While Serbia is building its position as a central country in the Balkans, Turkey is coming to the fore as the main supporter of the states with which Serbia has problems in relations. However, especially within the framework of the dialogue established with Vucic in 2010, Turkey was able to deepen its relations with Serbia, raising them to the level of strategic partnership and without harming its natural allies. The problem of Kosovo and Bosnia is not only Serbia's weak point, but at the same time it is turning into a useful tool in the policy it is developing towards Turkey and international powers.
Relations between Serbia and Turkey are developing in the economic, cultural, military and educational spheres, while Turkey's military support for Kosovo and the sale of Turkish weapons to this country have recently attracted criticism in Belgrade. Developments in the field of the Turkish defense industry have allowed to increase the volume of trade in these products with the countries of the region. In 2020, military exports from Turkey to Kosovo amounted to about 600 thousand dollars, while the total volume over the past three years has approached 50 million dollars. It is clear that the drones handed over to the Kosovo army and not provided to Serbia caused concern in Belgrade. Despite the fact that Vucic expressed interest in purchasing drones for the Serbian army in 2020 and 2022, after witnessing the effectiveness of Turkish unmanned systems in the Karabakh and Ukrainian conflicts, Turkey remains cautious in this aspect.

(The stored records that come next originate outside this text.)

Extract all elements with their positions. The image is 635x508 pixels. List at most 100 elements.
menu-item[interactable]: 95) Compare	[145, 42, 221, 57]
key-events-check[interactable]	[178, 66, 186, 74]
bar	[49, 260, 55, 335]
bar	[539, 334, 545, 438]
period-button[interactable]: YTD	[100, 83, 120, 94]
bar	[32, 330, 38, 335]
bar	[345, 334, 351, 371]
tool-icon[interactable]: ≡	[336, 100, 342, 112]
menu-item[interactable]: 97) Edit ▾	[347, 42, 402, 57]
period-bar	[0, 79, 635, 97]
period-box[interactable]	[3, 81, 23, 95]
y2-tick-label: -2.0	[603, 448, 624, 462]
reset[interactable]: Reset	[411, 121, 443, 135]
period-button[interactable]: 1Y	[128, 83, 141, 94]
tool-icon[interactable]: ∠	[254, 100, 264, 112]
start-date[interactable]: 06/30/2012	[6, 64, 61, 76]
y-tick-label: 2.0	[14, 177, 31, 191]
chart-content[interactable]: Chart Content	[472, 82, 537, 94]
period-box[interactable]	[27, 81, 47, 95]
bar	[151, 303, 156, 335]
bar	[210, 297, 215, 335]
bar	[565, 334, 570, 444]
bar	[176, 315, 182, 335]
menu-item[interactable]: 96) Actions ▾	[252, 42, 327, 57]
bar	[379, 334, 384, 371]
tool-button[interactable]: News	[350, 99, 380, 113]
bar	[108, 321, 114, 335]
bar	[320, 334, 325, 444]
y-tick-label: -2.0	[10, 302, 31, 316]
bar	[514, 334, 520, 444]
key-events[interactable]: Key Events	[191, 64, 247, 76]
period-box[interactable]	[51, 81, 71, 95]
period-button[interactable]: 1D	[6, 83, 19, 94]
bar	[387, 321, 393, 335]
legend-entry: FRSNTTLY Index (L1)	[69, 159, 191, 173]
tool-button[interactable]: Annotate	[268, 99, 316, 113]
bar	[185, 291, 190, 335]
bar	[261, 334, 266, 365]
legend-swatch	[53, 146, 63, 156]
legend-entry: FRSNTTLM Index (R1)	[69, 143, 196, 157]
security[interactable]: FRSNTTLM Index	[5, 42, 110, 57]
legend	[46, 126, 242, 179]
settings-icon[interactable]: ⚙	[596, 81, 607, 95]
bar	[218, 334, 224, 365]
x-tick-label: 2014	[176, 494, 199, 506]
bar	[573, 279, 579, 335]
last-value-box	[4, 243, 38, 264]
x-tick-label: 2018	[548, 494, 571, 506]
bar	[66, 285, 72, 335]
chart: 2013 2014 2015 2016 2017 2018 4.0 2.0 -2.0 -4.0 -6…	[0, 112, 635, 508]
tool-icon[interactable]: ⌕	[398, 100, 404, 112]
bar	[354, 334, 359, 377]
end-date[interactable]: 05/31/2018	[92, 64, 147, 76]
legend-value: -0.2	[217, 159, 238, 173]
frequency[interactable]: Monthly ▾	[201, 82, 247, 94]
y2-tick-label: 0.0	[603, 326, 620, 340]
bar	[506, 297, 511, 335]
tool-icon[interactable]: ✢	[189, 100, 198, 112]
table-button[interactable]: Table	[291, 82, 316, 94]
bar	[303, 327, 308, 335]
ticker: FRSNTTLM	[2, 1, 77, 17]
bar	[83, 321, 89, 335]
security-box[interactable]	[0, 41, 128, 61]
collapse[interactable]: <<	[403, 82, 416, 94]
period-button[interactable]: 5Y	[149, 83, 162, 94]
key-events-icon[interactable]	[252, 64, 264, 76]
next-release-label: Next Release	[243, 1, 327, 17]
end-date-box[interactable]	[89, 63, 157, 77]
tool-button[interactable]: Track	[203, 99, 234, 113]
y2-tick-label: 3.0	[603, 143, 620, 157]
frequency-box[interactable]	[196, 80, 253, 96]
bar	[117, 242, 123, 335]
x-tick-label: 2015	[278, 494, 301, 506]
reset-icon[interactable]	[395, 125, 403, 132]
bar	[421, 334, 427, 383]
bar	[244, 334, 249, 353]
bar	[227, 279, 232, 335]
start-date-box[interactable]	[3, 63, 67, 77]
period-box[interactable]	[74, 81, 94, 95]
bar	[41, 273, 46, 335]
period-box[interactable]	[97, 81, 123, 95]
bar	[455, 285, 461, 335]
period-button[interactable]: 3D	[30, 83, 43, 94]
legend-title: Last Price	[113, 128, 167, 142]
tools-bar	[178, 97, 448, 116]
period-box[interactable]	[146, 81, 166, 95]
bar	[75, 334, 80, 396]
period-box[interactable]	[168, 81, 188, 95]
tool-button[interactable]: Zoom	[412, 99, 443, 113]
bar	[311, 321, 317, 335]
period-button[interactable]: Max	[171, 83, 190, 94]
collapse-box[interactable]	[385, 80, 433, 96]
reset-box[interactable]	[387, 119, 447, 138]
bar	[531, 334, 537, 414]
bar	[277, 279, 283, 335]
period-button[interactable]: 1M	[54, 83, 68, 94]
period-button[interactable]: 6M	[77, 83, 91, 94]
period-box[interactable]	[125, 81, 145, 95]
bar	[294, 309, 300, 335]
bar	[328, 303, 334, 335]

Serbia and Turkey, while deepening relations with each other, do not refrain from developing relations that contradict each other's interests. At a time when Turkey openly expressed a position on Kosovo and Bosnia issues that the Serbian state and the public did not like, Serbia gave priority to establishing diplomatic contacts with Armenia, the United Arab Emirates, and Southern Cyprus.

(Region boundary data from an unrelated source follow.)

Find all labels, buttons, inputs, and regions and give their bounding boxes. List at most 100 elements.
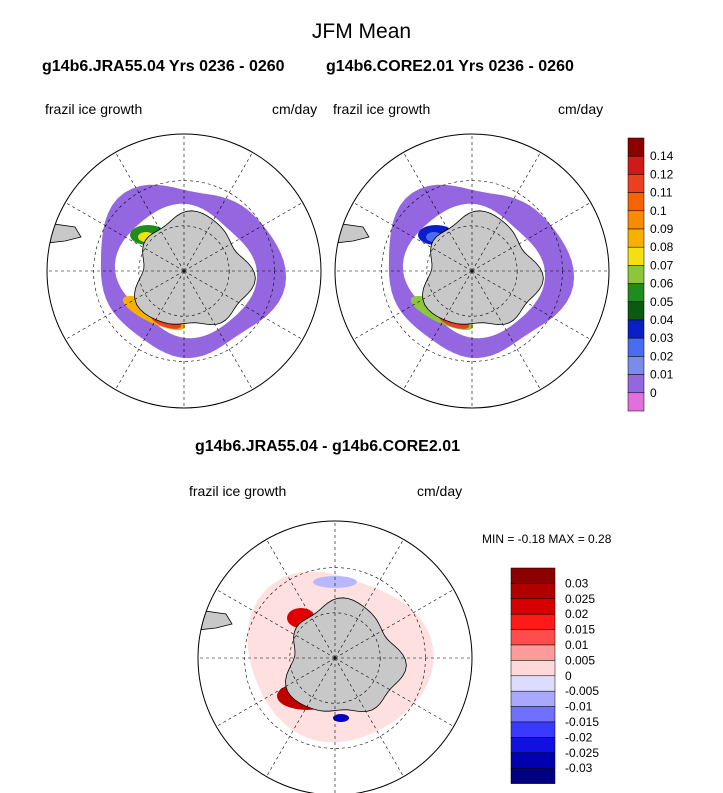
page-title: JFM Mean (311, 20, 412, 43)
colorbar-box (627, 301, 645, 321)
colorbar-label: 0.14 (650, 149, 674, 163)
south-america-landmass (47, 222, 82, 244)
colorbar-box (510, 583, 556, 600)
meridian-line (183, 270, 303, 340)
colorbar-box (510, 644, 556, 661)
latitude-circle-0 (289, 612, 381, 704)
colorbar-box (627, 155, 645, 175)
min-max-label: MIN = -0.18 MAX = 0.28 (482, 532, 612, 546)
south-america-landmass (198, 609, 233, 631)
colorbar-box (510, 598, 556, 615)
colorbar-label: 0.02 (650, 349, 674, 363)
colorbar-box (510, 721, 556, 738)
subtitle-left: g14b6.JRA55.04 Yrs 0236 - 0260 (42, 58, 285, 75)
colorbar-label: -0.01 (565, 700, 593, 714)
subtitle-right: g14b6.CORE2.01 Yrs 0236 - 0260 (326, 58, 574, 75)
colorbar-label: -0.015 (565, 715, 599, 729)
meridian-line (115, 152, 185, 272)
mean-colorbar: 0.14 0.12 0.11 0.1 0.09 0.08 0.07 0.06 0.05 0.04 0… (627, 137, 674, 412)
colorbar-label: 0.06 (650, 277, 674, 291)
colorbar-box (627, 392, 645, 412)
colorbar-box (627, 174, 645, 193)
colorbar-label: -0.025 (565, 746, 599, 760)
map-border (197, 520, 473, 793)
colorbar-label: 0.09 (650, 222, 674, 236)
meridian-line (403, 270, 473, 390)
colorbar-label: 0.05 (650, 295, 674, 309)
colorbar-box (510, 567, 556, 584)
colorbar-box (510, 767, 556, 784)
colorbar-box (627, 319, 645, 339)
colorbar-label: 0 (565, 669, 572, 683)
colorbar-box (627, 265, 645, 284)
meridian-line (65, 270, 185, 340)
colorbar-box (510, 660, 556, 677)
meridian-line (334, 539, 404, 659)
meridian-line (115, 270, 185, 390)
polar-map-1 (334, 133, 610, 409)
meridian-line (216, 589, 336, 659)
meridian-line (471, 270, 541, 390)
diff-negative-south (333, 714, 349, 722)
colorbar-box (627, 337, 645, 357)
colorbar-box (627, 228, 645, 248)
meridian-line (266, 657, 336, 777)
panel1-units-label: cm/day (272, 101, 318, 117)
meridian-line (471, 202, 591, 272)
colorbar-box (510, 752, 556, 769)
colorbar-label: 0.01 (565, 638, 589, 652)
colorbar-box (510, 690, 556, 707)
colorbar-label: 0.015 (565, 623, 595, 637)
map-border (334, 133, 610, 409)
colorbar-box (627, 210, 645, 230)
colorbar-label: 0.005 (565, 653, 595, 667)
map-border (46, 133, 322, 409)
meridian-line (183, 270, 253, 390)
meridian-line (471, 270, 591, 340)
meridian-line (65, 202, 185, 272)
colorbar-box (510, 737, 556, 754)
colorbar-box (510, 613, 556, 630)
panel2-variable-label: frazil ice growth (333, 101, 431, 117)
meridian-line (471, 152, 541, 272)
colorbar-label: 0.12 (650, 167, 674, 181)
colorbar-label: 0.02 (565, 607, 589, 621)
panel1-variable-label: frazil ice growth (45, 101, 143, 117)
colorbar-box (510, 706, 556, 723)
meridian-line (334, 657, 404, 777)
colorbar-box (627, 246, 645, 266)
latitude-circle-0 (138, 225, 230, 317)
colorbar-box (627, 356, 645, 375)
diff-negative-north (313, 576, 357, 588)
colorbar-label: 0.01 (650, 368, 674, 382)
colorbar-label: -0.005 (565, 684, 599, 698)
panel2-units-label: cm/day (558, 101, 604, 117)
colorbar-box (510, 629, 556, 646)
antarctica-landmass (422, 210, 544, 326)
meridian-line (266, 539, 336, 659)
colorbar-label: 0.04 (650, 313, 674, 327)
colorbar-label: -0.03 (565, 761, 593, 775)
colorbar-label: 0.03 (565, 576, 589, 590)
diff-colorbar: 0.030.0250.020.0150.010.0050-0.005-0.01-… (510, 567, 599, 784)
panel3-variable-label: frazil ice growth (189, 483, 287, 499)
colorbar-box (627, 374, 645, 394)
colorbar-label: 0.03 (650, 331, 674, 345)
antarctica-landmass (285, 597, 407, 713)
colorbar-box (510, 675, 556, 692)
meridian-line (183, 202, 303, 272)
colorbar-label: 0.08 (650, 240, 674, 254)
south-america-landmass (335, 222, 370, 244)
panel3-units-label: cm/day (417, 483, 463, 499)
polar-map-0 (46, 133, 322, 409)
diff-title: g14b6.JRA55.04 - g14b6.CORE2.01 (194, 438, 460, 455)
polar-map-2 (197, 520, 473, 793)
colorbar-label: 0.07 (650, 258, 674, 272)
colorbar-box (627, 283, 645, 303)
meridian-line (334, 589, 454, 659)
colorbar-label: 0.1 (650, 204, 667, 218)
meridian-line (334, 657, 454, 727)
colorbar-label: 0 (650, 386, 657, 400)
meridian-line (353, 202, 473, 272)
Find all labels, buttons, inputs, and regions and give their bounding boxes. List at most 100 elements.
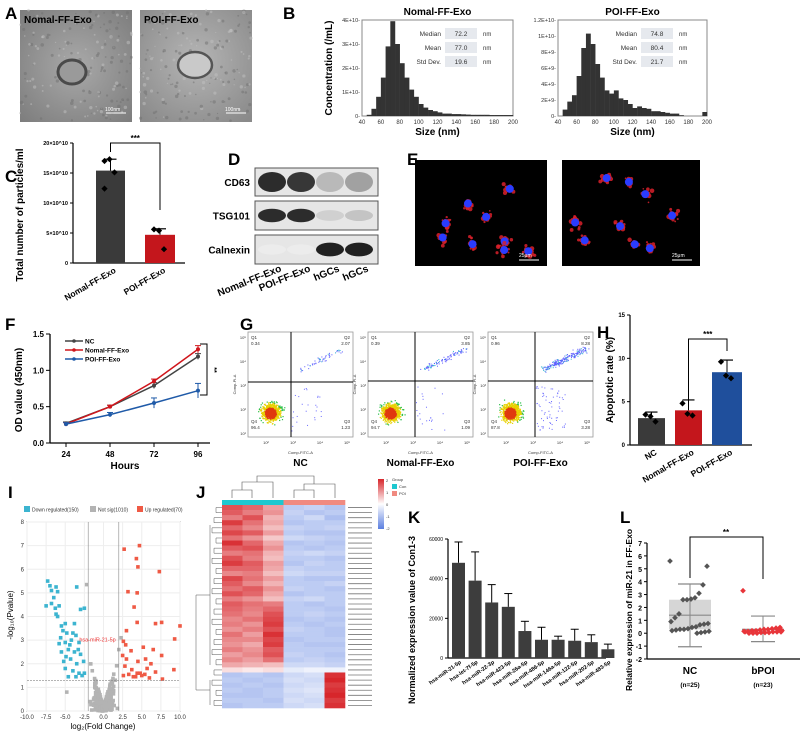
not-sig-point bbox=[96, 687, 100, 692]
tem-noise bbox=[65, 19, 68, 22]
histogram-bin bbox=[494, 115, 500, 116]
heatmap-cell bbox=[324, 616, 346, 623]
heatmap-cell bbox=[242, 550, 264, 557]
cell-event bbox=[269, 406, 271, 408]
down-regulated-point bbox=[48, 583, 52, 588]
cell-event bbox=[268, 417, 271, 419]
exosome-signal bbox=[463, 207, 466, 210]
cell-event bbox=[511, 416, 513, 418]
cell-event bbox=[435, 363, 437, 365]
cell-event bbox=[270, 415, 272, 417]
cell-event bbox=[276, 410, 278, 412]
tem-noise bbox=[65, 44, 67, 46]
data-point bbox=[106, 156, 113, 163]
quadrant-value: 0.39 bbox=[371, 341, 380, 346]
up-regulated-point bbox=[143, 657, 148, 661]
cell-event bbox=[506, 404, 508, 407]
cell-event bbox=[383, 414, 385, 416]
cell-event bbox=[507, 410, 510, 412]
cell-event bbox=[267, 409, 269, 411]
exosome-signal bbox=[649, 242, 652, 245]
cell-event bbox=[447, 356, 449, 358]
tem-noise bbox=[174, 49, 178, 53]
stat-unit: nm bbox=[483, 60, 491, 66]
cell-event bbox=[262, 407, 264, 409]
cell-event bbox=[266, 418, 269, 421]
heatmap-cell bbox=[324, 591, 346, 597]
tem-noise bbox=[180, 110, 184, 113]
blot-band bbox=[258, 172, 286, 192]
x-tick-label: 10³ bbox=[530, 440, 536, 445]
blot-band bbox=[287, 244, 315, 255]
heatmap-cell bbox=[304, 672, 325, 678]
tem-noise bbox=[97, 90, 100, 94]
cell-event bbox=[509, 419, 511, 421]
heatmap-cell bbox=[304, 520, 325, 526]
heatmap-cell bbox=[304, 570, 325, 577]
scale-bar-label: 100nm bbox=[105, 107, 120, 113]
histogram-bin bbox=[637, 106, 643, 116]
cell-event bbox=[573, 357, 575, 359]
cell-event bbox=[385, 405, 388, 407]
not-sig-point bbox=[111, 672, 116, 676]
plot-frame bbox=[247, 331, 354, 438]
cell-event bbox=[517, 416, 519, 418]
cell-event bbox=[577, 355, 579, 357]
heatmap-cell bbox=[304, 581, 325, 587]
histogram-bin bbox=[395, 44, 400, 116]
down-regulated-point bbox=[68, 643, 72, 647]
cell-event bbox=[391, 418, 393, 420]
cell-event bbox=[325, 356, 327, 358]
not-sig-point bbox=[106, 690, 110, 694]
x-tick-label: -10.0 bbox=[20, 715, 34, 721]
heatmap-cell bbox=[242, 631, 264, 638]
heatmap-cell bbox=[283, 530, 305, 536]
cell-event bbox=[385, 415, 387, 417]
annotation-label: hsa-miR-21-5p bbox=[79, 637, 115, 643]
up-regulated-point bbox=[124, 657, 129, 661]
tem-noise bbox=[95, 54, 99, 58]
histogram-title: Nomal-FF-Exo bbox=[404, 7, 472, 18]
cell-event bbox=[512, 408, 514, 410]
cell-event bbox=[510, 408, 512, 410]
cell-event bbox=[395, 413, 397, 415]
not-sig-point bbox=[108, 705, 113, 709]
cell-event bbox=[269, 401, 272, 404]
cell-event bbox=[260, 408, 262, 411]
cell-event bbox=[425, 406, 427, 408]
cell-event bbox=[398, 408, 400, 410]
tem-noise bbox=[174, 84, 178, 89]
tem-noise bbox=[164, 65, 168, 69]
up-regulated-point bbox=[159, 620, 164, 625]
stat-value-box bbox=[445, 42, 477, 53]
cell-event bbox=[388, 404, 390, 406]
cell-event bbox=[570, 358, 572, 360]
tem-noise bbox=[19, 23, 22, 26]
cell-event bbox=[457, 352, 459, 354]
legend-label: Up regulated(70) bbox=[145, 508, 183, 514]
tem-noise bbox=[207, 112, 211, 117]
cell-event bbox=[571, 353, 573, 355]
cell-event bbox=[541, 410, 543, 412]
heatmap-cell bbox=[222, 626, 243, 633]
tem-noise bbox=[126, 40, 131, 45]
cell-event bbox=[505, 418, 507, 420]
cell-event bbox=[262, 406, 264, 408]
blot-band bbox=[258, 244, 286, 255]
x-tick-label: 72 bbox=[150, 450, 159, 459]
not-sig-point bbox=[107, 691, 112, 695]
panel-label-g: G bbox=[240, 315, 253, 334]
cell-event bbox=[506, 413, 508, 415]
heatmap-cell bbox=[222, 560, 243, 567]
exosome-vesicle bbox=[176, 50, 214, 80]
cell-event bbox=[582, 349, 584, 351]
x-tick-label: 96 bbox=[194, 450, 203, 459]
cell-nucleus bbox=[668, 211, 677, 220]
cell-event bbox=[506, 418, 508, 420]
cell-event bbox=[499, 409, 501, 411]
not-sig-point bbox=[97, 705, 102, 710]
tem-noise bbox=[176, 31, 180, 35]
cell-event bbox=[512, 415, 514, 418]
cell-event bbox=[517, 403, 519, 405]
y-tick-label: 2E+10- bbox=[342, 66, 360, 72]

It can be said that Erdogan's latest visit to Serbia takes into account all the balances of the regional and international system, supports the process of integration of the region with Western institutions, emphasizes the importance of strengthening interdependence with Serbia, includes a framework designed to prevent all negativity in Turkish-Serbian relations due to arms supplies to Kosovo and emphasize Turkey's vision of stability in the region.
Thus, Turkey's foreign policy, which makes it the central country in the Balkans and forms a balance in accordance with its potential for influence, includes negotiations with each country, demonstrates a constructive approach and requires the development of relations focused on economic development, stability and trust. In this context, a policy that places maximum emphasis on positive issues without prejudice to national interests and allies in the region, limiting negative agendas as much as possible, comes to the fore. In order for Turkey to deepen its active policy in the region even more and become a policy-setting country, it needs to offer a projection of the future for the region. This projection should include building up economic, political, and military institutional potential, assuming the consent of peoples and countries to this without reference to ideological power.